Students are very happy to take full credit for this, as I learned from this experience, many different ways of being an effective facilitator of learning and what the participants are doing is far more important than what the trainer or facilitator happens to be doing. after evaluating several of these programs, I found that young people were giving a really positive evaluation of the reviewing sessions even in relation to the activity sessions. And this is what initially made me so interested in reviewing. For many people, the idea of being a good facilitator is being someone who is good at asking questions and handling group discussions. And that is probably the most difficult thing of all. I mean, it's really difficult to facilitate a group discussion as everyone reflecting on their experiences, everyone sharing their experiences, and then helping people learn or benefit from those experiences in some way, and then turning these discoveries into future action.

Now, it's a very tall order if you're trying to do that just through questions and discussion.
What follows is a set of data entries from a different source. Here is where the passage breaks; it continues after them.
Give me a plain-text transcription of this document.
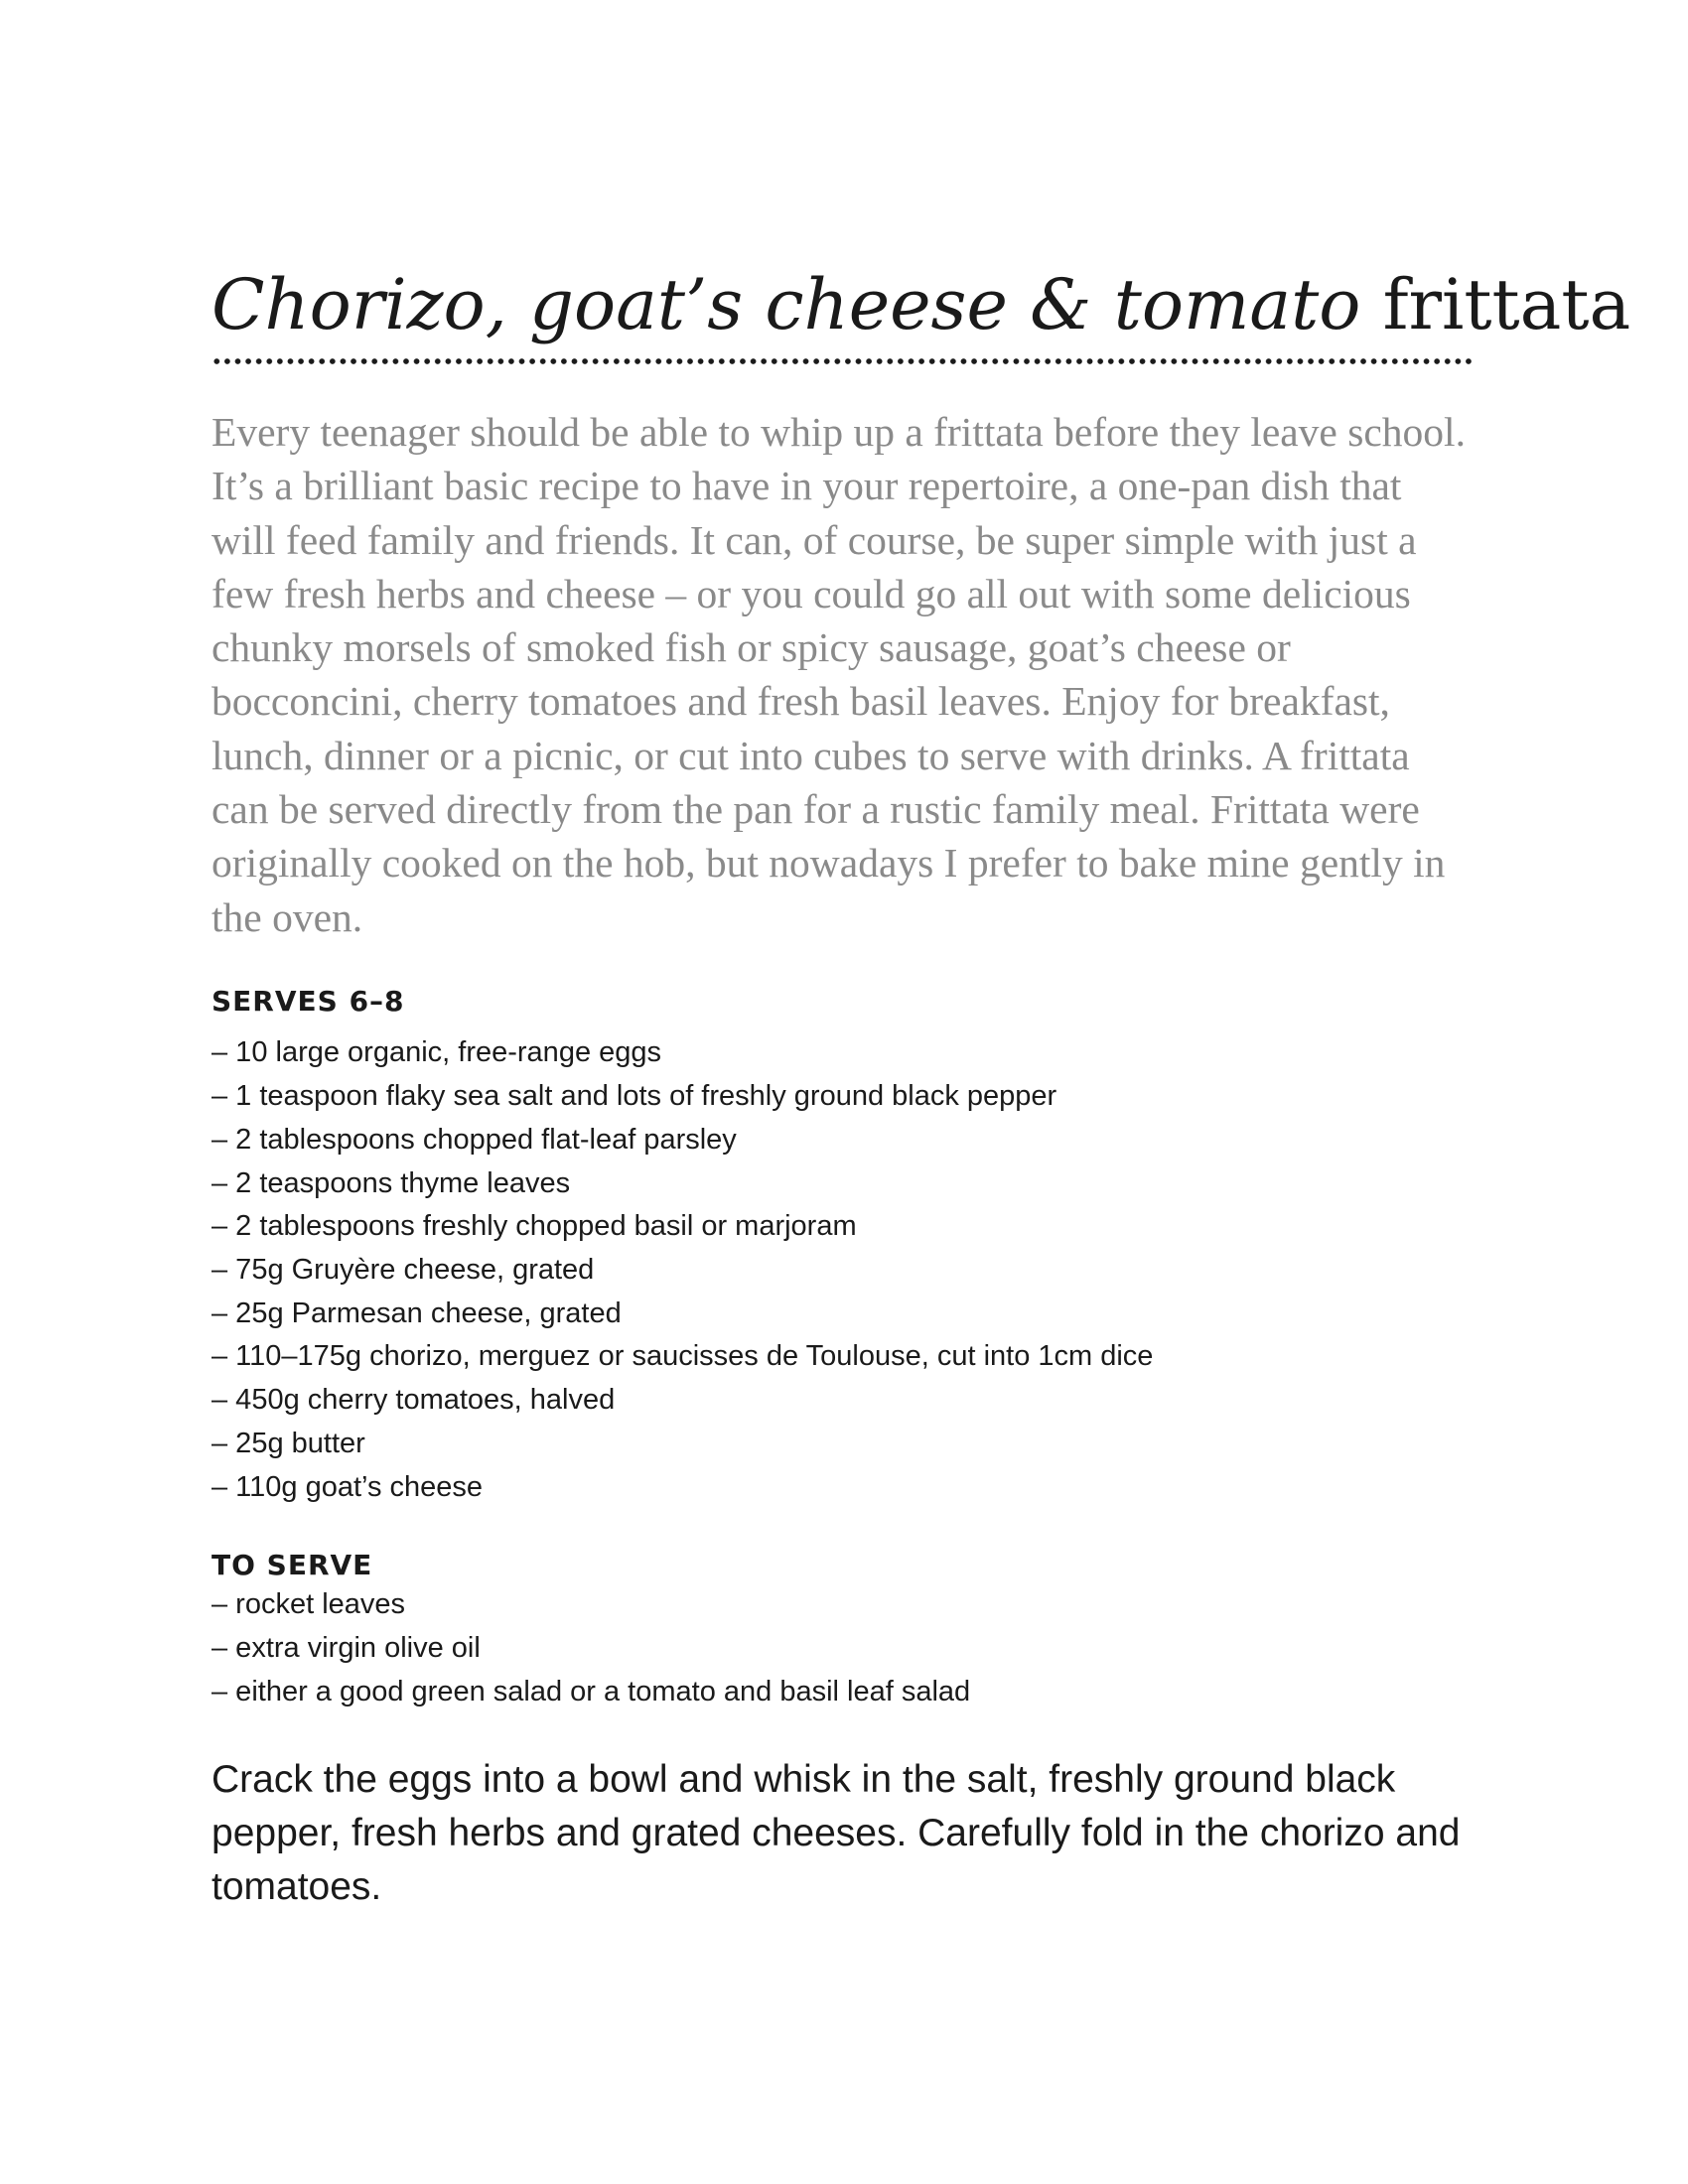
Chorizo, goat’s cheese & tomato frittata

Every teenager should be able to whip up a frittata before they leave school. It’s a brilliant basic recipe to have in your repertoire, a one-pan dish that will feed family and friends. It can, of course, be super simple with just a few fresh herbs and cheese – or you could go all out with some delicious chunky morsels of smoked fish or spicy sausage, goat’s cheese or bocconcini, cherry tomatoes and fresh basil leaves. Enjoy for breakfast, lunch, dinner or a picnic, or cut into cubes to serve with drinks. A frittata can be served directly from the pan for a rustic family meal. Frittata were originally cooked on the hob, but nowadays I prefer to bake mine gently in the oven.

SERVES 6–8
– 10 large organic, free-range eggs
– 1 teaspoon flaky sea salt and lots of freshly ground black pepper
– 2 tablespoons chopped flat-leaf parsley
– 2 teaspoons thyme leaves
– 2 tablespoons freshly chopped basil or marjoram
– 75g Gruyère cheese, grated
– 25g Parmesan cheese, grated
– 110–175g chorizo, merguez or saucisses de Toulouse, cut into 1cm dice
– 450g cherry tomatoes, halved
– 25g butter
– 110g goat’s cheese
TO SERVE
– rocket leaves
– extra virgin olive oil
– either a good green salad or a tomato and basil leaf salad

Crack the eggs into a bowl and whisk in the salt, freshly ground black pepper, fresh herbs and grated cheeses. Carefully fold in the chorizo and tomatoes.
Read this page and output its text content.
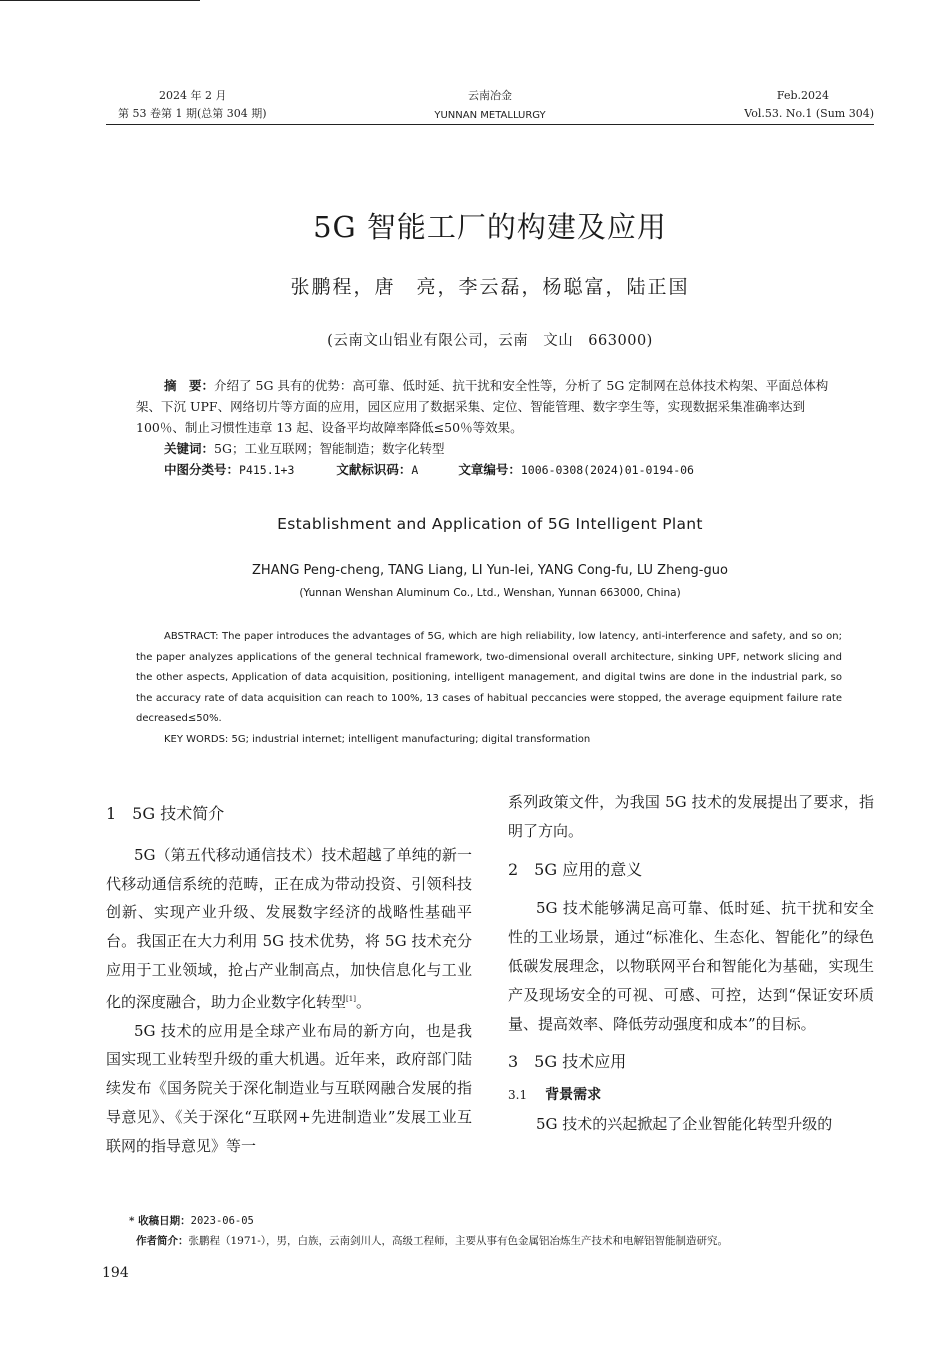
2024 年 2 月
第 53 卷第 1 期(总第 304 期)
云南冶金
YUNNAN METALLURGY
Feb.2024
Vol.53. No.1 (Sum 304)
5G 智能工厂的构建及应用
张鹏程，唐　亮，李云磊，杨聪富，陆正国
(云南文山铝业有限公司，云南　文山　663000)

摘　要：介绍了 5G 具有的优势：高可靠、低时延、抗干扰和安全性等，分析了 5G 定制网在总体技术构架、平面总体构架、下沉 UPF、网络切片等方面的应用，园区应用了数据采集、定位、智能管理、数字孪生等，实现数据采集准确率达到 100％、制止习惯性违章 13 起、设备平均故障率降低≤50％等效果。

关键词：5G；工业互联网；智能制造；数字化转型

中图分类号：P415.1+3	文献标识码：A	文章编号：1006-0308(2024)01-0194-06

Establishment and Application of 5G Intelligent Plant
ZHANG Peng-cheng, TANG Liang, LI Yun-lei, YANG Cong-fu, LU Zheng-guo
(Yunnan Wenshan Aluminum Co., Ltd., Wenshan, Yunnan 663000, China)

ABSTRACT: The paper introduces the advantages of 5G, which are high reliability, low latency, anti-interference and safety, and so on; the paper analyzes applications of the general technical framework, two-dimensional overall architecture, sinking UPF, network slicing and the other aspects, Application of data acquisition, positioning, intelligent management, and digital twins are done in the industrial park, so the accuracy rate of data acquisition can reach to 100%, 13 cases of habitual peccancies were stopped, the average equipment failure rate decreased≤50%.

KEY WORDS: 5G; industrial internet; intelligent manufacturing; digital transformation

1　5G 技术简介

5G（第五代移动通信技术）技术超越了单纯的新一代移动通信系统的范畴，正在成为带动投资、引领科技创新、实现产业升级、发展数字经济的战略性基础平台。我国正在大力利用 5G 技术优势，将 5G 技术充分应用于工业领域，抢占产业制高点，加快信息化与工业化的深度融合，助力企业数字化转型[1]。

5G 技术的应用是全球产业布局的新方向，也是我国实现工业转型升级的重大机遇。近年来，政府部门陆续发布《国务院关于深化制造业与互联网融合发展的指导意见》、《关于深化“互联网+先进制造业”发展工业互联网的指导意见》等一

系列政策文件，为我国 5G 技术的发展提出了要求，指明了方向。

2　5G 应用的意义

5G 技术能够满足高可靠、低时延、抗干扰和安全性的工业场景，通过“标准化、生态化、智能化”的绿色低碳发展理念，以物联网平台和智能化为基础，实现生产及现场安全的可视、可感、可控，达到“保证安环质量、提高效率、降低劳动强度和成本”的目标。

3　5G 技术应用

3.1 背景需求

5G 技术的兴起掀起了企业智能化转型升级的

* 收稿日期：2023-06-05
作者简介：张鹏程（1971-），男，白族，云南剑川人，高级工程师，主要从事有色金属铝冶炼生产技术和电解铝智能制造研究。
194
But if you have a variety of tools that you can use or offer to your participants, then it becomes much easier to facilitate well in a shorter time. Because some tools are good for deeper reflection. Some tools are good for sharing ideas with others. Some tools are good and useful for Planning ahead and so on. So, what takes a long time is the general facilitation skills running a good discussion without the aid of tools.

What takes a shorter time is learning a few tools and using them wisely. And hopefully, that is what participants in this course will discover. Well, when I started out my horizon was UK wide. And so I advertised in the UK journal. Interestingly, advertisement only had one response, but that response came from Beijing. And that was my very first work abroad.

I did a training course out in the Great Wall of China. From that led many other courses, people moved on to different workplaces and then invite me to train there and in various ways, I ended up working throughout the Far East in a number of different countries. And I was also writing books and articles about reviewing in the early 90s. I've continued with the articles, and promoting these on my websites and so on that has also helped quite a lot. But 80% of my work comes directly through referrals. And I feel that's quite a good place to be.

Yes, I've been writing about reviewing for a while and I'm sure I'll keep going. And but reviewing itself is part of a much broader field of experiential learning. And in some ways, it's a very old field because we've been learning from experience since before we could write, but in another sense is a very recent failed because the academic world has only turned its attention to exponential learning relatively recently. But it's learning from experience is a unique human ability. And I feel we should be paying far more attention to it both in a theoretical way, but also in a practical way, so that it's something that everyone can be helped to do better.